Auschwitz, última parada: cómo sobreviví al horror

Politicón
/ 24 mayo 2020

Por: Eddy de Wind 

¿A qué distancia se hallan esas borrosas montañas azules?

¿Qué dimensiones tiene la llanura que se extiende a la radiante luz del sol primaveral? Es una jornada para quien no está preso. Una sola hora a caballo a pleno galope. Para nosotros están más lejos, mucho más lejos, están infinitamente más lejos. Esas montañas no son de este mundo, no de nuestro mundo, porque entre nosotros y esas montañas se encuentra la alambrada.

Nuestro anhelo, la salvaje palpitación de nuestros corazones, la sangre que nos fluye a la cabeza, es todo impotencia. Entre nosotros y la llanura, después de todo, hay alambre. Dos hileras de alambre sobre las que arden suavemente pequeñas luces rojas, como señal de que la muerte nos está acechando a todos los que estamos aquí presos, en este cuadrado rodeado de dos hileras de alambrada de alta tensión y un muro alto y blanco.

Siempre esa misma imagen, siempre esa misma sensación.
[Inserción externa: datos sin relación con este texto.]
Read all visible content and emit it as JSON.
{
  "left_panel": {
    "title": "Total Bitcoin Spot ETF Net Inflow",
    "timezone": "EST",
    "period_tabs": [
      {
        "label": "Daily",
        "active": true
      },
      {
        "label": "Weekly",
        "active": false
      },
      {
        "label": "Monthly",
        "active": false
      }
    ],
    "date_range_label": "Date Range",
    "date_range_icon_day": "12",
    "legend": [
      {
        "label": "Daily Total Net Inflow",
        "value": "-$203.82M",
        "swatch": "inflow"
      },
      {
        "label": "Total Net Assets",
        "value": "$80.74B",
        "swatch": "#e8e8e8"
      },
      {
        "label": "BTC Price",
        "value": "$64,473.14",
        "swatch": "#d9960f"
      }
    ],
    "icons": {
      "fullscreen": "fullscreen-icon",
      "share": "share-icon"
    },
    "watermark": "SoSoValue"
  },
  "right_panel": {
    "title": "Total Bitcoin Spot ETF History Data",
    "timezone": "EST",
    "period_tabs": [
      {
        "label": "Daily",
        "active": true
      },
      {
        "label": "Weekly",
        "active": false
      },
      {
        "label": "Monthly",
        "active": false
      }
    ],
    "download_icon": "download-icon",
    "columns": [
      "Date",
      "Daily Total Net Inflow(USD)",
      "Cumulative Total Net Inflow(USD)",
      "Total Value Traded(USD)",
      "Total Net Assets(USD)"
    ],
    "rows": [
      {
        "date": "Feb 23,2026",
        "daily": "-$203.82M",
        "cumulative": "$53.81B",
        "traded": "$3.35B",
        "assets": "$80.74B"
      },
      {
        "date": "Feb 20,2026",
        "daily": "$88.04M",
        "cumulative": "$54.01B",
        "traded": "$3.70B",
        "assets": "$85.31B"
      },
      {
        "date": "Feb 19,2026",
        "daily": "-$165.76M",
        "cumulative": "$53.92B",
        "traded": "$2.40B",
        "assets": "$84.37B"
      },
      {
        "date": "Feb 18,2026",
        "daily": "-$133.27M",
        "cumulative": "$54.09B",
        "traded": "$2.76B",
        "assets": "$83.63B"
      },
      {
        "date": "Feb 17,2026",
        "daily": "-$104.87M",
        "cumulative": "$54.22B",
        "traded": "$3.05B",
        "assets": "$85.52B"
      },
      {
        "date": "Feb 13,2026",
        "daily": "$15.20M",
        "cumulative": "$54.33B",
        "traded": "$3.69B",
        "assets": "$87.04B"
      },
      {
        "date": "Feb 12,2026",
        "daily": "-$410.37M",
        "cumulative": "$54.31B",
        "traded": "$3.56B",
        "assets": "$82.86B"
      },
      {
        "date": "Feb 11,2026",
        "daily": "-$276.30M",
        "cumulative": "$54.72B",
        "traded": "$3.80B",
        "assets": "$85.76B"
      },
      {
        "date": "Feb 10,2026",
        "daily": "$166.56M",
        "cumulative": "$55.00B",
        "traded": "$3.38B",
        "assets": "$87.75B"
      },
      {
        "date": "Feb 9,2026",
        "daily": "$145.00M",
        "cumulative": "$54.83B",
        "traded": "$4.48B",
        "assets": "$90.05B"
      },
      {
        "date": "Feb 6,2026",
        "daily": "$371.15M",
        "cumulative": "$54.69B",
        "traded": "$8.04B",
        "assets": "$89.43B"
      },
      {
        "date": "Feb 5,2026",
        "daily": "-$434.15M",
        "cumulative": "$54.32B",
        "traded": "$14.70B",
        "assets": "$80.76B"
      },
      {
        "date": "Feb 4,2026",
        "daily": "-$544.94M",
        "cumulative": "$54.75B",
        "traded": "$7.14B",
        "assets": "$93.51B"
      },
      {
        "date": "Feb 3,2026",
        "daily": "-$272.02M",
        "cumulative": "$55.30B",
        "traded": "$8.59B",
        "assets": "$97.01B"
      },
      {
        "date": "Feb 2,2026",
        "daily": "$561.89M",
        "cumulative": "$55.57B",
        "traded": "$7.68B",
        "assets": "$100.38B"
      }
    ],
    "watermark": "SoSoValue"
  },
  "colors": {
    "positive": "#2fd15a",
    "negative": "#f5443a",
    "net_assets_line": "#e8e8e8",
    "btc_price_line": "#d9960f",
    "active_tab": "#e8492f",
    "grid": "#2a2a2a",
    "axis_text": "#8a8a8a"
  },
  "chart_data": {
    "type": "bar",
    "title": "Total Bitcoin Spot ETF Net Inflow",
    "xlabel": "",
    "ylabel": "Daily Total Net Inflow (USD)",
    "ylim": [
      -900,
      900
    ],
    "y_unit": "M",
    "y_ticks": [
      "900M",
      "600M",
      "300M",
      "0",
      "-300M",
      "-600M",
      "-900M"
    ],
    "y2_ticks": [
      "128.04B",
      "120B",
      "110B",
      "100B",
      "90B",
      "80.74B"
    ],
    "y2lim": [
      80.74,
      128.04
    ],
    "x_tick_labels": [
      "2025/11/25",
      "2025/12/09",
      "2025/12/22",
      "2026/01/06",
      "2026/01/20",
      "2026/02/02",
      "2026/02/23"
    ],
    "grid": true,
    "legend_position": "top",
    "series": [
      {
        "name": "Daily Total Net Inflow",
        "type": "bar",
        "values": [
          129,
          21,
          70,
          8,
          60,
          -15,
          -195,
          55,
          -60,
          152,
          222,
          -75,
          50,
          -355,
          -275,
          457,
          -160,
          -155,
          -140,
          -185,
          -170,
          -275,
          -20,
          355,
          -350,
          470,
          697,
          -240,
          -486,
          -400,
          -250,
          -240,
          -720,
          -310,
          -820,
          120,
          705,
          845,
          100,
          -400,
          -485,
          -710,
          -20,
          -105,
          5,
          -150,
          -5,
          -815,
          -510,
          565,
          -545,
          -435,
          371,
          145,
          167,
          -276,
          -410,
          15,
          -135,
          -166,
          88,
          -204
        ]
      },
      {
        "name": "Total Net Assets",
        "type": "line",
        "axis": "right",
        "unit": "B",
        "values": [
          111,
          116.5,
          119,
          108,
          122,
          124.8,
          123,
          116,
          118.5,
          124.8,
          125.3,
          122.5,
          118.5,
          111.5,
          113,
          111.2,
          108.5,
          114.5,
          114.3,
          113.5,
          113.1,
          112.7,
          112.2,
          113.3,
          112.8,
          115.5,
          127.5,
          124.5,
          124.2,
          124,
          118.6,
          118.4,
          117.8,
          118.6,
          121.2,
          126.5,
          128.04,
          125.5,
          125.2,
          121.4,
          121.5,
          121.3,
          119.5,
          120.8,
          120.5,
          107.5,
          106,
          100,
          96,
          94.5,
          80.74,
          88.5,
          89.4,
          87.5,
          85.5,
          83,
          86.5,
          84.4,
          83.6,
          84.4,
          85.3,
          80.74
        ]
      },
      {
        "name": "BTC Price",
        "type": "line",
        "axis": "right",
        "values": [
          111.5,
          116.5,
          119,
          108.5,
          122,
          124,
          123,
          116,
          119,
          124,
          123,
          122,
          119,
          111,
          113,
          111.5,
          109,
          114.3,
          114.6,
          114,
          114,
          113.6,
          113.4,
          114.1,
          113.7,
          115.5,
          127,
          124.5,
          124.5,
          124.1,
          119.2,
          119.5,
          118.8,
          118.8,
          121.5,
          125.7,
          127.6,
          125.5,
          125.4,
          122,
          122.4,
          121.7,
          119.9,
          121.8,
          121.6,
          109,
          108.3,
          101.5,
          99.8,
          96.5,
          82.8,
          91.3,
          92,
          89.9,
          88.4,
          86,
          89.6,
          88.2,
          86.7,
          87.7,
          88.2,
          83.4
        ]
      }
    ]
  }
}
Estamos ante las ventanas de nuestros respectivos Blocks viendo la seductora lejanía y nuestro pecho jadea de tensión y de impotencia.

Nos separan diez metros. Me asomo por la ventana, como si buscara con la vista la lejana libertad, pero Friedel ni siquiera puede hacerlo, pues su cautiverio es aún mayor. Mientras que yo aún puedo moverme libremente por el Lager, eso es algo que a ella le está vedado.

Vivo en el Block 9, un barracón común y corrientepara enfermos. Friedel vive en el Block 10 y allí también hay enfermos, pero no como en mi Block. En el mío hay personas que han enfermado por crueldad, hambre y trabajo desmesurado, causas naturales que llevan a enfermedades naturales, recogidas en diagnósticos.

El Block 10 es el Barracón de los Experimentos. Allí viven mujeres que han sido mancilladas como nunca fue mancillada una mujer —en lo más bello que posee: su esencia de mujer, su capacidad de ser madre— por sádicos que se llaman a sí mismos profesores.

También sufre la muchacha que debe permitir los salvajes  arrebatos pasionales de un bruto incontrolado, pero el acto al que se ve sometida contra su voluntad procede de la vida misma, de los instintos vitales. En el Block 10 no acucia el deseo irrefrenable, sino una quimera política enfermiza, un interés financiero.

Todo esto lo sabemos cuando miramos a la llanura polaca meridional, cuando quisiéramos correr por los prados y pantanos que nos separan de esos azules Beskides en nuestro horizonte. Pero sabemos aún más. Sabemos que para nosotros solo existe un final, solo una liberación de este infierno de alambre de púas: la muerte.

También sabemos que aquí la muerte se nos puede presentar en diferentes formas. Puede llegar como una guerrera honesta contra la que el doctor es capaz de luchar y, si bien esta muerte tiene aliados subalternos como el hambre, el frío y las alimañas, sigue siendo una muerte natural, clasificada entre las causas de muerte oficiales.

Aunque hasta nosotros no llegará así. Sí vendrá por nosotros, como vino por todos esos millones que nos precedieron. Sí vendrá por nosotros, deslizándose e invisible, incluso casi sin olor.

Pero sabemos que solo es el Tarnkappe, el manto de la invisibilidad, lo que no nos permite verla. Sabemos que esta muerte lleva uniforme, porque en la llave del gas hay un hombre vestido de uniforme: SS.

Por eso los anhelos se nos disparan cuando miramos con ilusión hacia las borrosas montañas azules que apenas se encuentran a treinta y cinco kilómetros, si bien para nosotros parecen infinitamente inalcanzables.

Por eso me asomo tanto hacia la ventana del Block 10, donde está ella. Por eso sus manos agarran con tanta fuerza la tela metálica que clausura las ventanas. Por eso apoya la cabeza en el quicio de madera, porque no puede aplacar el deseo que despierto en ella, al igual que nuestro anhelo de esas elevadas y borrosas montañas azules.

 

Eddy de Wind PSIQUIATRA Y ESCRITOR. Nació en 1916 en Holanda. Médico y psiquiatra, en 1943 trabajó como voluntario en Westerbork, un campo de tránsito holandés, en donde conoció a Friedel, una enfermera de 18 años con quien contrajo matrimonio. En 1944, los trasladaron a Auschwitz, en donde fueron separados. Sobrevivieron.

En 1946 fue uno de los primeros en escribir sobre “el síndrome del campo de concentración”. Murió en 1987.